Des audits pour les algorithmes

 

Différents organismes auditent les algorithmes. La certification des systèmes d’intelligence artificielle ou leur validation est une tâche titanesque. Depuis 2016, le gouvernement français a confié à l’institut de recherche Inria la charge du développement de la plateforme Transalgo dont l’objet est d’évaluer la transparence des algorithmes, de recenser et de définir des normes de transparence. Transalgo doit vérifier que les systèmes d’IA sont conçus de manière qu’ils n’excluent ni ne désavantagent personne dans le domaine des droits humains et sociaux. Des dérapages peuvent se produire parce que le machine learning est piloté par des hommes blancs, issus souvent du même milieu. Transalgo doit encoder l’égalité et anticiper les possibles biais, pour que les stéréotypes disparaissent des algorithmes. De son côté, l’Afnor a lancé une commission de normalisation « miroir » pour relayer ses travaux et défendre les positions des acteurs de l’Hexagone dans les projets de textes. Cette nouvelle structure a comme projet de développer des normes volontaires nationales, susceptibles d’être portées par la suite au niveau international ou européen. Enfin, la Cnil recommande de former à l’éthique tous les maillons de la « chaîne algorithmique » (concepteurs, professionnels, citoyens).

 

Le combat entre sécurité et respect des libertés fondamentales : la reconnaissance faciale de masse

 

Au niveau européen, quelle que soit la version du projet de loi adoptée par le Parlement européen, il est probable que le texte donne lieu à une épreuve de force avec le Conseil de l’Europe. Notamment, les exceptions prévues pour les forces de l’ordre sont susceptibles de plaire aux pays soucieux de sécurité (la France, la Suède ou l’Allemagne intègrent déjà certains systèmes d’intelligence artificielle comme la reconnaissance faciale dans leur dispositif de sécurité). En France, certains parlementaires ont été séduits par une surveillance aéroportée des manifestations avant que le Conseil constitutionnel français ne s’y oppose.

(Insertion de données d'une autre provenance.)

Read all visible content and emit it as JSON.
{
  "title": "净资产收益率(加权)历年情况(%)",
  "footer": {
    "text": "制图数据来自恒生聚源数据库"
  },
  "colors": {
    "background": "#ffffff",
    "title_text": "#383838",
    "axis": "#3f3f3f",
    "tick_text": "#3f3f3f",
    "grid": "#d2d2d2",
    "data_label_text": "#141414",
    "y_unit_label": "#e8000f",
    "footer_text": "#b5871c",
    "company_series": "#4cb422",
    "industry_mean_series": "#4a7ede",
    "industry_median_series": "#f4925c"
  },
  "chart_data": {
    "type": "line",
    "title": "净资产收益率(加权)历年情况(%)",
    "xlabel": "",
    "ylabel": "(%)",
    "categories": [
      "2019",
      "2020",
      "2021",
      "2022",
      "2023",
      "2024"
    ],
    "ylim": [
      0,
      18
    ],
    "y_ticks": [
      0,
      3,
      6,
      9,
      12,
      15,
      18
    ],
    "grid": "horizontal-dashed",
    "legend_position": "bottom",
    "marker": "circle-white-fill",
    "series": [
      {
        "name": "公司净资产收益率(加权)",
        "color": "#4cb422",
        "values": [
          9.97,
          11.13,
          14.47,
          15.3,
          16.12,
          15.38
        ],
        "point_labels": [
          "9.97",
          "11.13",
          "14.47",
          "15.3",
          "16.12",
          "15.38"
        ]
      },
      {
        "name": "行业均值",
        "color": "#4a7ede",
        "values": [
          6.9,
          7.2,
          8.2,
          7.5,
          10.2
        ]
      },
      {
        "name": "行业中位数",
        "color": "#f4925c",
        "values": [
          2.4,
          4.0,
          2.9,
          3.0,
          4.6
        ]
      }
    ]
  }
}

D’autres élus ont été conquis par les dispositifs de surveillance de masse destinés aux services de renseignements, contenus dans le projet de loi « relatif à la prévention d’actes de terrorisme et au renseignement ». D’ores et déjà, même si ces systèmes sont déployés pour combattre le terrorisme, la Cour européenne a considéré que ces utilisations n’étaient pas suffisamment encadrées par des garanties. Le 25 mai 2021, la Cour européenne des droits de l’homme a condamné le Royaume-Uni et la Suède pour des abus commis sur l’interception des données, ce qui ne va pas sans souligner les risques pour nos sociétés démocratiques.